Bill Hawks fut le corps de la paix, de la justice et de l'harmonie. » Puis, plus menaçant : « De l'amour, et de la réconciliation. Un hommage général doit être rendu à cet homme ; à la fois dans le silence de nos cœurs, dans l'apaisement de nos foyers, et dans la parole, cette parole qui, sortie de sa bouche, a appelé ce pays à s'élancer sur les chemins d'un monde meilleur. »
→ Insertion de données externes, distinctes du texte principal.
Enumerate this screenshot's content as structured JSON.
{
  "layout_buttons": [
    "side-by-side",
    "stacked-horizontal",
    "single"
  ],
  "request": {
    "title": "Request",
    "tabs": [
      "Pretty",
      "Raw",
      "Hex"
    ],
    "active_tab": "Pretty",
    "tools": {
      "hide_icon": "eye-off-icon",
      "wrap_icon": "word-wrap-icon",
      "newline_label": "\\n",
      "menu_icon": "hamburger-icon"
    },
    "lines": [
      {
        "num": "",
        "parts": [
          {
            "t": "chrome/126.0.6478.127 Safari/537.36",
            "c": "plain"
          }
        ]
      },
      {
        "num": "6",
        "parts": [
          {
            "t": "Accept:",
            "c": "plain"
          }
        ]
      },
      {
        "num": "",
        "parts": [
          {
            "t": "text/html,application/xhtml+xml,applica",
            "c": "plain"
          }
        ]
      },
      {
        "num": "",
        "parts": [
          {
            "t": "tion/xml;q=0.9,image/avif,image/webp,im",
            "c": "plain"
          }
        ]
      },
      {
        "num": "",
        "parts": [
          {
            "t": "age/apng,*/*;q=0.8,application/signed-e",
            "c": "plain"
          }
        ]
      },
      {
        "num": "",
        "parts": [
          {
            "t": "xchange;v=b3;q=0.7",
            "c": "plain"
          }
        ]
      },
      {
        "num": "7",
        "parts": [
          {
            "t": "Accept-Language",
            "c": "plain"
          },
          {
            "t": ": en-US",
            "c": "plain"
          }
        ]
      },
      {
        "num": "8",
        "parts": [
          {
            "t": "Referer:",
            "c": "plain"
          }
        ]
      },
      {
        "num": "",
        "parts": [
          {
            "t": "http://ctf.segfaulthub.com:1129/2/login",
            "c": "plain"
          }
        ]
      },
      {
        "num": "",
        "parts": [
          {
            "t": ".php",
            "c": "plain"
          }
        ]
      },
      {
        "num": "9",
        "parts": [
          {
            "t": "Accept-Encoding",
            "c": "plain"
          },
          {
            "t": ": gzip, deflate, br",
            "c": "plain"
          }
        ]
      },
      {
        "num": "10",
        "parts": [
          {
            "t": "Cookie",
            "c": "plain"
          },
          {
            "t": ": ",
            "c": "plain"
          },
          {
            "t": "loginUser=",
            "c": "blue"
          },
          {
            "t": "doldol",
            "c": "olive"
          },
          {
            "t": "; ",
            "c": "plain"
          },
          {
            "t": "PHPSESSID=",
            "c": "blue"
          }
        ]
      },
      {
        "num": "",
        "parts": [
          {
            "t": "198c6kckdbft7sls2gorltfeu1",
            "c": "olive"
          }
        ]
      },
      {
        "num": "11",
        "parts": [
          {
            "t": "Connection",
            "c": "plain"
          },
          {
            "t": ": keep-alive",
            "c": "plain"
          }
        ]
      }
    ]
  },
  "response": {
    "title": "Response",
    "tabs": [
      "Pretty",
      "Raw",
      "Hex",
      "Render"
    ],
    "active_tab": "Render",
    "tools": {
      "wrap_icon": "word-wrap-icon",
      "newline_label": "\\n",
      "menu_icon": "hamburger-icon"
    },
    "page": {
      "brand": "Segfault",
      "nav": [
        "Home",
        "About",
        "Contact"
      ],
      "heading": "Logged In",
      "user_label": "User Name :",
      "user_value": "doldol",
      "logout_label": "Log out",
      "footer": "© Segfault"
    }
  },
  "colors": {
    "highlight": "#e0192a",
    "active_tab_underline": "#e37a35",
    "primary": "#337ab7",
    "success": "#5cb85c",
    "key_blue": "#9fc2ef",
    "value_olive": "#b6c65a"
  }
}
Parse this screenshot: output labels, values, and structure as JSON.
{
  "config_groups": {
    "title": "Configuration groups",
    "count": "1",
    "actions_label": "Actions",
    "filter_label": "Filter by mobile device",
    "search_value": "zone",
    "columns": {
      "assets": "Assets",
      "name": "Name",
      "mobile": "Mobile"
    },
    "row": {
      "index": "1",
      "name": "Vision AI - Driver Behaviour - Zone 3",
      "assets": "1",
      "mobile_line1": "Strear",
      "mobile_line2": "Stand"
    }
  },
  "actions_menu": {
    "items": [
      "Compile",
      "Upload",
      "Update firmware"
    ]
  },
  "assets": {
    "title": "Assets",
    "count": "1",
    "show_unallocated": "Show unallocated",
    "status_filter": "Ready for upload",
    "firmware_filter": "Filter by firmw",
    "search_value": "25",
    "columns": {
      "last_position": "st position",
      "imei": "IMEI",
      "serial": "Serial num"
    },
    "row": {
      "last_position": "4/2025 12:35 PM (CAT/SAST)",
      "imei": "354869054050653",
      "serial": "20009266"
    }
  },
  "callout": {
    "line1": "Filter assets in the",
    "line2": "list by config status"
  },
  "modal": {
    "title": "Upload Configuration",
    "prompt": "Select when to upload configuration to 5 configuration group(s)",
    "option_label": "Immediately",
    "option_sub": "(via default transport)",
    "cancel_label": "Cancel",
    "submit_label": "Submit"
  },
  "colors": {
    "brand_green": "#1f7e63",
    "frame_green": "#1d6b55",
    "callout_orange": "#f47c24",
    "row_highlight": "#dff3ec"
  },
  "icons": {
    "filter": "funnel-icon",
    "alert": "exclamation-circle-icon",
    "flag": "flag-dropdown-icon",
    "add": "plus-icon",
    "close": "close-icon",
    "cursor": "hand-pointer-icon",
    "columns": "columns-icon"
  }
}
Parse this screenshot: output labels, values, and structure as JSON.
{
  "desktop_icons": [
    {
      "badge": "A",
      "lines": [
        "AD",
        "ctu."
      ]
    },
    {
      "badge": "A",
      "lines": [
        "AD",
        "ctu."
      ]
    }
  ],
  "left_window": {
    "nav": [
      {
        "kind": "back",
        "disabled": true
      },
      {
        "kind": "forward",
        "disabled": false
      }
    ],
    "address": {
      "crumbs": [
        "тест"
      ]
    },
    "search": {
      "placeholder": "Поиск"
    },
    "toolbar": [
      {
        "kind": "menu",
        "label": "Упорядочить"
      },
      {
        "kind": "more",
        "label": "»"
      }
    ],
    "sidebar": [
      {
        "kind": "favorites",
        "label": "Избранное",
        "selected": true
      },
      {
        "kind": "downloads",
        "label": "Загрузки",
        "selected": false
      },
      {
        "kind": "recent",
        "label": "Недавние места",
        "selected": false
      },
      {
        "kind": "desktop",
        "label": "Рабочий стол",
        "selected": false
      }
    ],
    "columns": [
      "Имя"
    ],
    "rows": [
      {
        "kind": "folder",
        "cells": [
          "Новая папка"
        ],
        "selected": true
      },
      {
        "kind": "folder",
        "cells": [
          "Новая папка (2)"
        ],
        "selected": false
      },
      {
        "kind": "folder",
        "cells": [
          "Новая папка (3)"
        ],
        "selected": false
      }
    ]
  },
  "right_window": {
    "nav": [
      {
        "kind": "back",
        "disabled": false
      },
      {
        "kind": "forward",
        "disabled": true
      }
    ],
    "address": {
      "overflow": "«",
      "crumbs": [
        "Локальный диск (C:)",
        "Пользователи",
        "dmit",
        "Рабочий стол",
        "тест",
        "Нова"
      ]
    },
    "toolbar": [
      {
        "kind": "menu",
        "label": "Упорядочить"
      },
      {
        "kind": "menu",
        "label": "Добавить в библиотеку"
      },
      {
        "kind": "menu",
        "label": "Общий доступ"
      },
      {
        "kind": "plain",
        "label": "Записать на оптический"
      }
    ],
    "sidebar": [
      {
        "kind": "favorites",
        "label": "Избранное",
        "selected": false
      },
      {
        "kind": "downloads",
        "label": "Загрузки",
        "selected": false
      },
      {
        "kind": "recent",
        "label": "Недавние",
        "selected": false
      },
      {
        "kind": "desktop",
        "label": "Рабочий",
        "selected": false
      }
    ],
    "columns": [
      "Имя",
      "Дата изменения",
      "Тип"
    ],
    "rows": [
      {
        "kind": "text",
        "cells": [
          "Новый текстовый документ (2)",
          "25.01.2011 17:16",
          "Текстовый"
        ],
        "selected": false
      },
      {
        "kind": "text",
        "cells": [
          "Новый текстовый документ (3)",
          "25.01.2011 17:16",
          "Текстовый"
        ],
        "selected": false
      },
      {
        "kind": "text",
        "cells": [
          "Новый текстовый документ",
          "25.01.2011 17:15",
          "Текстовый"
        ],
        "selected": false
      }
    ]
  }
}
Les hommes de l'assistance, à ces mots, relevèrent les yeux avec un frisson. L'homme de foi qui dirigeait cette cérémonie, criblé de regards, se sentit rappelé à la partie du sacrement qu'il allait aborder (de telles occasions étant rares, il avait du en apprendre le déroulement le soir même de la mort de l'officiel), et baissa définitivement les yeux. Il ne les releva qu'en s'extirpant de la cathédrale.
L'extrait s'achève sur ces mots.